If Eddie and Penelope can short-circuit E before he uses the next play to take another knee, Dr. Icky Ingalls might be able to rally his other robots, steal the ball back, and have one last chance to score!
They swing back the sloshing bucket. Green liquid is splashing up and dribbling over the lip.
They aim for E’s head.
I can’t look!
Suddenly, someone screams, “No you don’t, galdern it!”
I peek open an eye.
It’s Hayseed! He dives between E and the bucket to take the hit.
The poor bot gets drenched. Circuits sizzle. Sparks sputter. Hayseed’s limbs start quivering like they’re loaded with Mexican jumping beans.
“Hasta la vista, y’all,” says Hayseed. And he conks out.
E stands up.
And it’s Maddie’s voice that comes out of his mouth. “Penelope Pettigrew, you should be ashamed of yourself. What did Ms. Tracey teach us about playing fair?”
“That it’s a stupid thing to do?” says Eddie.
“No,” says Maddie through E. “Winners never cheat and cheaters never win. You’re also supposed to say you’re sorry when you hurt somebody.”
“Ha!” sneers Penelope. “That thing on the floor is a robot. It’s not a ‘somebody.’”
“You are wrong, Miss Pettigrew,” says E, with his own voice. “He is somebody. He is my friend.”
E picks Hayseed up. Tucks him under his arm.
“Referee? Kindly restart the clock. We still have time to score a few more points.”
Once the ref clears Eddie and Penelope off the floor (and a janitor mops up the Gatorade pudd
le), Dean Schilpp gives the signal to restart the game clock.
She also gives Eddie Ingalls and his dad a very nasty look.
I don’t think she’s so crazy about the idea of Professor Icky heading up her robotics department anymore.
Meanwhile, with Blitzen blocking everything in his path, E puts the football into Hayseed’s limp hands and carries his broken friend across the goal line.
Yep. The final points of the Robot Bowl are officially scored by our conked-out gardener.
ND wins the game!
Mom keeps her job!
And, best of all, Maddie’s going back to school with E!
Then, impossible as it may seem, things get even better.
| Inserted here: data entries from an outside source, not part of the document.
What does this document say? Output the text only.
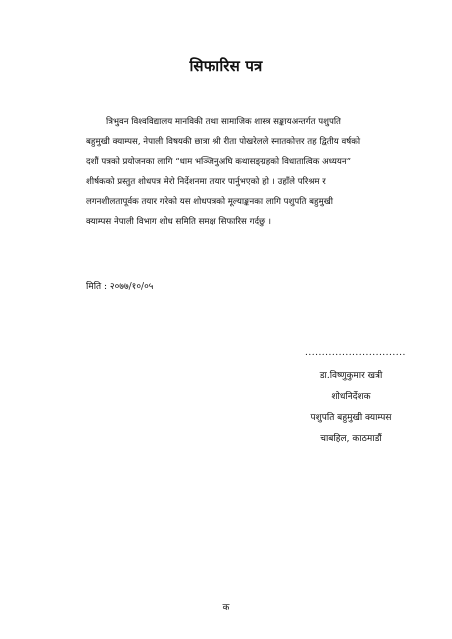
सिफारिस पत्र
त्रिभुवन विश्वविद्यालय मानविकी तथा सामाजिक शास्त्र सङ्कायअन्तर्गत पशुपति
बहुमुखी क्याम्पस, नेपाली विषयकी छात्रा श्री रीता पोखरेलले स्नातकोत्तर तह द्वितीय वर्षको
दशौं पत्रको प्रयोजनका लागि “धाम भञ्जिनुअघि कथासङ्ग्रहको विधातात्विक अध्ययन”
शीर्षकको प्रस्तुत शोधपत्र मेरो निर्देशनमा तयार पार्नुभएको हो । उहाँले परिश्रम र
लगनशीलतापूर्वक तयार गरेको यस शोधपत्रको मूल्याङ्कनका लागि पशुपति बहुमुखी
क्याम्पस नेपाली विभाग शोध समिति समक्ष सिफारिस गर्दछु ।
मिति : २०७७/१०/०५
..............................
डा.विष्णुकुमार खत्री
शोधनिर्देशक
पशुपति बहुमुखी क्याम्पस
चाबहिल, काठमाडौं
क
Excuse me, ladies and gentlemen,” E says to his audience. “It’s time for the postgame show.”
He gently lowers Hayseed to the floor.
“Kindly turn your attention to the video monitors arrayed around the room.”
Turns out, when the two bots shook hands, E downloaded all sorts of digital data that SS-10K recorded on his hard drive over the past few weeks through his eyeball cams.
Now the whole world—well, everybody in the Stepan Center, including Mom’s boss and all those very important alumni—sees what I always suspected. SS-10K is a big phony.
First we’re treated to close-ups of all the framed photos of Eddie at Dr. Ingalls’s house.
“There is no twin?” says Max Riley. “The whole ‘substitute student’ thing was a sham and a charade?”
Dr. Ingalls doesn’t say anything.
Next, E projects raw footage of SS-10K’s heroic exploits. Most of it, however, is “before” stuff. Like, before the robot rescues the cat out of the tree, we see a guy in an IRAT lab coat putting the cat into the tree and duct-taping its paws to the branches.